Lyman 358446 HP loaded into .357 Magnum  cartridge.

     Being a PB HP design, this bullet is also very well suited for use in the .38 Special. However, the lesser velocities of the .38 Special dictate that this bullet must be cast of softer stuff in order to expand. This batch of .38 Special bullets was tailored specifically to function at normal .38 velocities (including snubbies), and was cast from very soft alloy (about 40-1, lead to tin). These bullets weighed an average of 151.5 grains and had a measured BHN of about 6. These bullets were sized/lubed as above and loaded over 4.1 grains of Bullseye. Test firing in a 2" S&W Model 637 and a 3" S&W Model 60 revealed velocities of 824 fps and 909 fps, respectively, with decent accuracy and no leading. Expansion testing (as above) showed that these bullets expanded modestly, even from the short barrels of these belly guns. From an 8 3/8" S&W Model 14, this load generated 1012 fps and put 5 shots into 1 3/4" at 25 yards. When fired into water, expansion was excellent (see Figure 4). From a 6" K-38 Masterpiece, this load generated 974 fps and fine accuracy (an excellent summertime varmint load).

     I also cast up a batch from recovered range scrap. I knew from previous experience with this particular source of bullet metal that the cleaned up alloy had a BHN of around 8, making it very well suited for cast HP's in the 1000 fps (i.e. +P) range.
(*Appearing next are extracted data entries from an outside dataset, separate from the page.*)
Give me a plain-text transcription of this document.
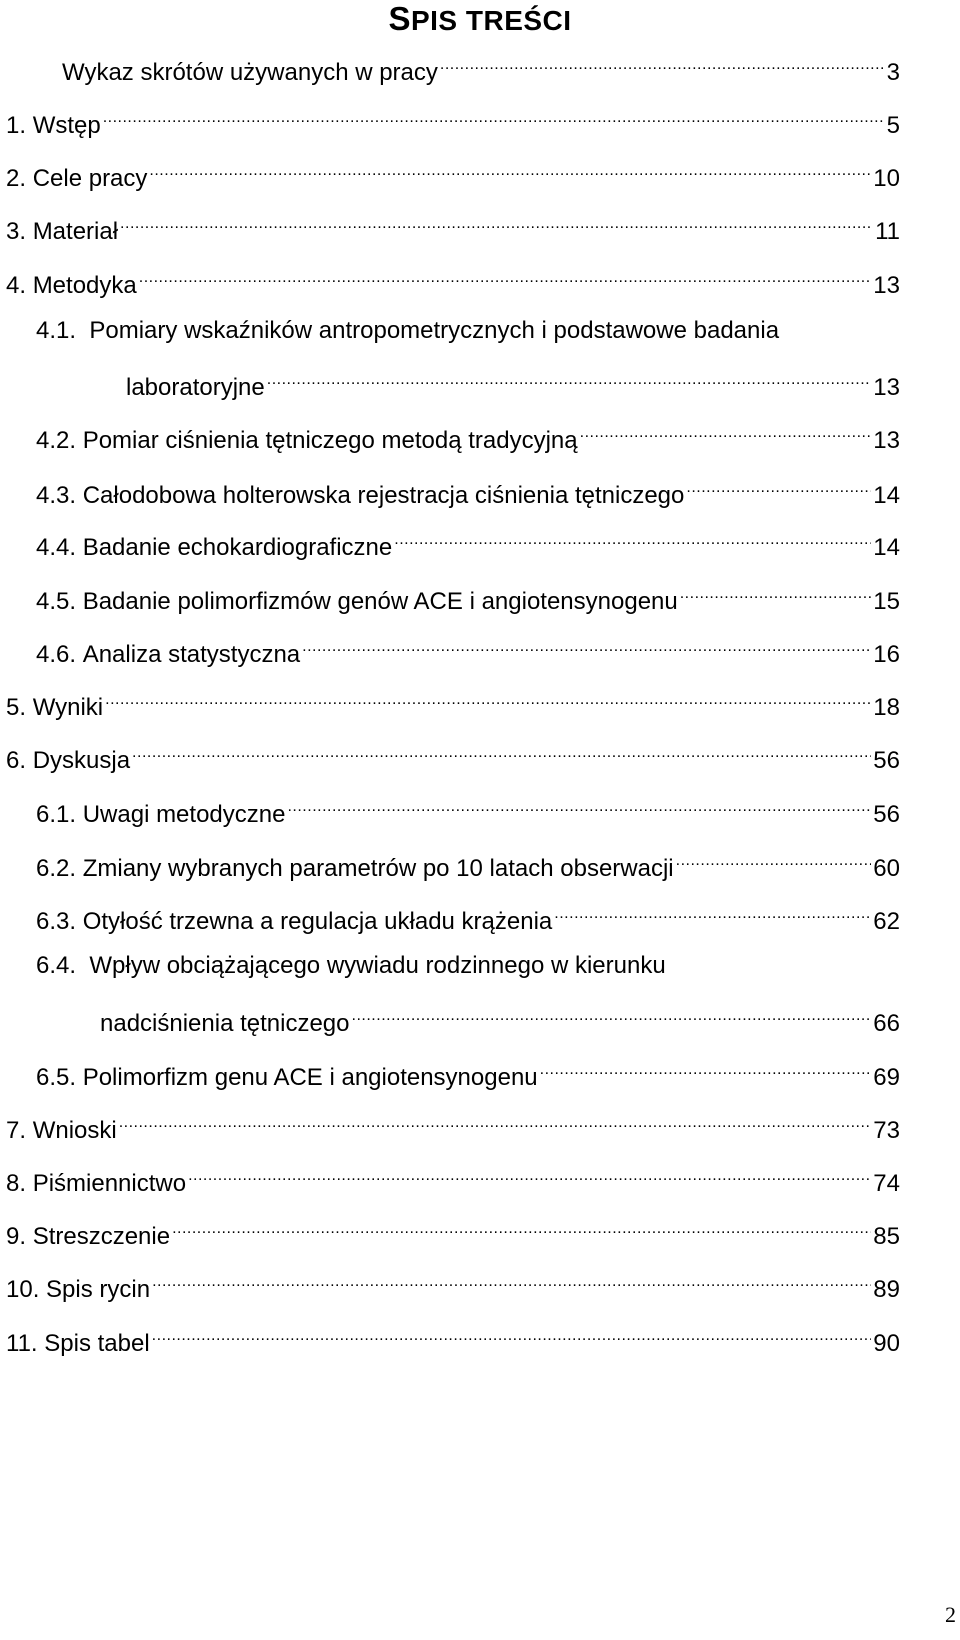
SPIS TREŚCI
Wykaz skrótów używanych w pracy .....	3
1. Wstęp .....	5
2. Cele pracy .....	10
3. Materiał .....	11
4. Metodyka .....	13
4.1. Pomiary wskaźników antropometrycznych i podstawowe badania
laboratoryjne .....	13
4.2. Pomiar ciśnienia tętniczego metodą tradycyjną .....	13
4.3. Całodobowa holterowska rejestracja ciśnienia tętniczego .....	14
4.4. Badanie echokardiograficzne .....	14
4.5. Badanie polimorfizmów genów ACE i angiotensynogenu .....	15
4.6. Analiza statystyczna .....	16
5. Wyniki .....	18
6. Dyskusja .....	56
6.1. Uwagi metodyczne .....	56
6.2. Zmiany wybranych parametrów po 10 latach obserwacji .....	60
6.3. Otyłość trzewna a regulacja układu krążenia .....	62
6.4. Wpływ obciążającego wywiadu rodzinnego w kierunku
nadciśnienia tętniczego .....	66
6.5. Polimorfizm genu ACE i angiotensynogenu .....	69
7. Wnioski .....	73
8. Piśmiennictwo .....	74
9. Streszczenie .....	85
10. Spis rycin .....	89
11. Spis tabel .....	90
2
These bullets weighed an average of 149.5 grains and had a measured BHN of about 7.5. These bullets were sized/lubed as above and loaded over 8.5 grains of HS-7, sparked with a CCI 550 primer, and test fired in a lovely old 1949 vintage 5-screw K-38 Masterpiece that I got from my good friend Rob Applegate. This +P load delivers about 1050 fps from this 6" barrel and expands just fine (however this alloy is too hard to expand at snubby velocities).

The 358446 HP, loaded into the .38 Special and similar bullet recovered after being fired into water at 1000 fps.
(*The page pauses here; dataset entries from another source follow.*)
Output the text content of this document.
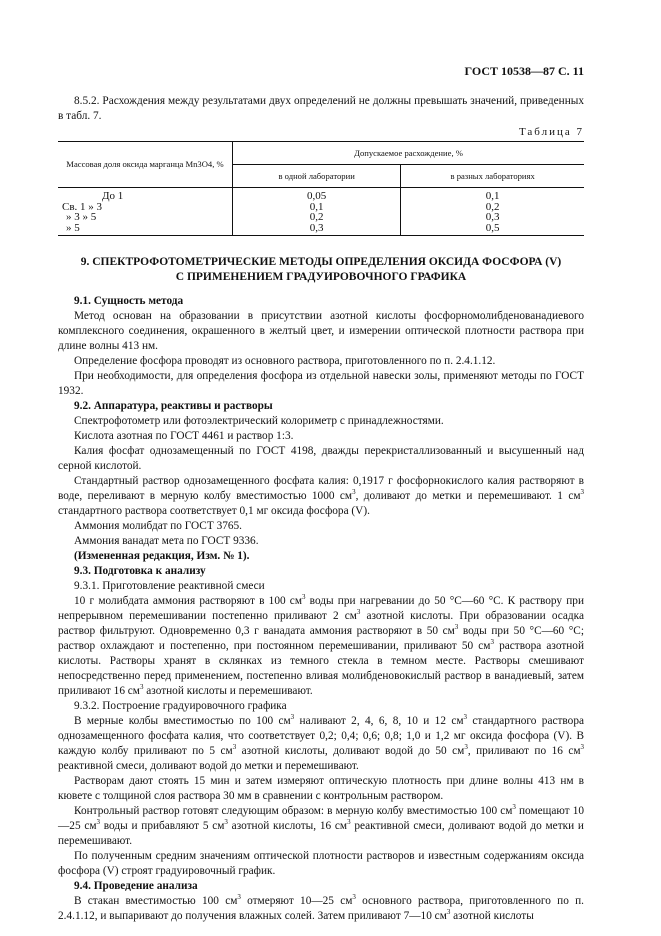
ГОСТ 10538—87 С. 11

8.5.2. Расхождения между результатами двух определений не должны превышать значений, приведенных в табл. 7.

Таблица 7

Массовая доля оксида марганца Mn3O4, %	Допускаемое расхождение, %	
	в одной лаборатории	в разных лабораториях
До 1	0,05	0,1
Св. 1 » 3	0,1	0,2
» 3 » 5	0,2	0,3
» 5	0,3	0,5

9. СПЕКТРОФОТОМЕТРИЧЕСКИЕ МЕТОДЫ ОПРЕДЕЛЕНИЯ ОКСИДА ФОСФОРА (V)

С ПРИМЕНЕНИЕМ ГРАДУИРОВОЧНОГО ГРАФИКА

9.1. Сущность метода

Метод основан на образовании в присутствии азотной кислоты фосфорномолибденованадиевого комплексного соединения, окрашенного в желтый цвет, и измерении оптической плотности раствора при длине волны 413 нм.

Определение фосфора проводят из основного раствора, приготовленного по п. 2.4.1.12.

При необходимости, для определения фосфора из отдельной навески золы, применяют методы по ГОСТ 1932.

9.2. Аппаратура, реактивы и растворы

Спектрофотометр или фотоэлектрический колориметр с принадлежностями.

Кислота азотная по ГОСТ 4461 и раствор 1:3.

Калия фосфат однозамещенный по ГОСТ 4198, дважды перекристаллизованный и высушенный над серной кислотой.

Стандартный раствор однозамещенного фосфата калия: 0,1917 г фосфорнокислого калия растворяют в воде, переливают в мерную колбу вместимостью 1000 $см^3$, доливают до метки и перемешивают. 1 $см^3$ стандартного раствора соответствует 0,1 мг оксида фосфора (V).

Аммония молибдат по ГОСТ 3765.

Аммония ванадат мета по ГОСТ 9336.

(Измененная редакция, Изм. № 1).

9.3. Подготовка к анализу

9.3.1. Приготовление реактивной смеси

10 г молибдата аммония растворяют в 100 $см^3$ воды при нагревании до 50 °С—60 °С. К раствору при непрерывном перемешивании постепенно приливают 2 $см^3$ азотной кислоты. При образовании осадка раствор фильтруют. Одновременно 0,3 г ванадата аммония растворяют в 50 $см^3$ воды при 50 °С—60 °С; раствор охлаждают и постепенно, при постоянном перемешивании, приливают 50 $см^3$ раствора азотной кислоты. Растворы хранят в склянках из темного стекла в темном месте. Растворы смешивают непосредственно перед применением, постепенно вливая молибденовокислый раствор в ванадиевый, затем приливают 16 $см^3$ азотной кислоты и перемешивают.

9.3.2. Построение градуировочного графика

В мерные колбы вместимостью по 100 $см^3$ наливают 2, 4, 6, 8, 10 и 12 $см^3$ стандартного раствора однозамещенного фосфата калия, что соответствует 0,2; 0,4; 0,6; 0,8; 1,0 и 1,2 мг оксида фосфора (V). В каждую колбу приливают по 5 $см^3$ азотной кислоты, доливают водой до 50 $см^3$, приливают по 16 $см^3$ реактивной смеси, доливают водой до метки и перемешивают.

Растворам дают стоять 15 мин и затем измеряют оптическую плотность при длине волны 413 нм в кювете с толщиной слоя раствора 30 мм в сравнении с контрольным раствором.

Контрольный раствор готовят следующим образом: в мерную колбу вместимостью 100 $см^3$ помещают 10—25 $см^3$ воды и прибавляют 5 $см^3$ азотной кислоты, 16 $см^3$ реактивной смеси, доливают водой до метки и перемешивают.

По полученным средним значениям оптической плотности растворов и известным содержаниям оксида фосфора (V) строят градуировочный график.

9.4. Проведение анализа

В стакан вместимостью 100 $см^3$ отмеряют 10—25 $см^3$ основного раствора, приготовленного по п. 2.4.1.12, и выпаривают до получения влажных солей. Затем приливают 7—10 $см^3$ азотной кислоты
     Summarizing the observations above, it can be seen that by simply by varying the alloy, this fine bullet can be tailored to perform well at snubby velocities, .38 +P velocities and full-throttle .357 Magnum velocities. Cast HP's are versatile indeed.
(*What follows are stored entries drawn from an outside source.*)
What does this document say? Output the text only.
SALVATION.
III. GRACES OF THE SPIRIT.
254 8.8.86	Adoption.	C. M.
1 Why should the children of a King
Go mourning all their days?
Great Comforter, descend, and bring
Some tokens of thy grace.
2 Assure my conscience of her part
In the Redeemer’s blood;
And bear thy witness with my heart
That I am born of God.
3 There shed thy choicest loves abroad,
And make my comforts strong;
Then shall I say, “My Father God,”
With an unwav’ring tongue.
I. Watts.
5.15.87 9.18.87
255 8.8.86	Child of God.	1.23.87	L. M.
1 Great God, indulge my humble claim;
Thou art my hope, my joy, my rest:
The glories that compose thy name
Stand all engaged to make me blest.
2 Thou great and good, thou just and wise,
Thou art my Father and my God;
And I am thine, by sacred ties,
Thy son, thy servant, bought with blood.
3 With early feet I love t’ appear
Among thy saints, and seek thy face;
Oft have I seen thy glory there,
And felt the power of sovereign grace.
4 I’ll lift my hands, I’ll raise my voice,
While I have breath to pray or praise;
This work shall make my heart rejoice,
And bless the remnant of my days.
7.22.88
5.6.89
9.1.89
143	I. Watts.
     This was not a popular mould design (which is why it took so long to find one). The Keith 358439 was more commonly written about and more commonly encountered since it was the original .38/.357 cast HP and was promoted by none other than Elmer Keith. The gas-checked Thompson 358156 HP was a better seller, in part because of it's GC and in part because of Skeeter's fondness for it, but the 358446 HP is nonetheless an excellent bullet with it's own unique place in history. It provides the original weight of cast HP that Phil Sharpe used to develop the .357 Magnum load data 70 years ago, which is a very useful (and commonly overlooked) weight for both of these perennial classic cartridges. And each time I cast with this mould, I hold a tangible manifestation of my friend's generosity in my hands. I will cherish this mould, and the bullets that drop from it, for the rest of my days. Thank you John!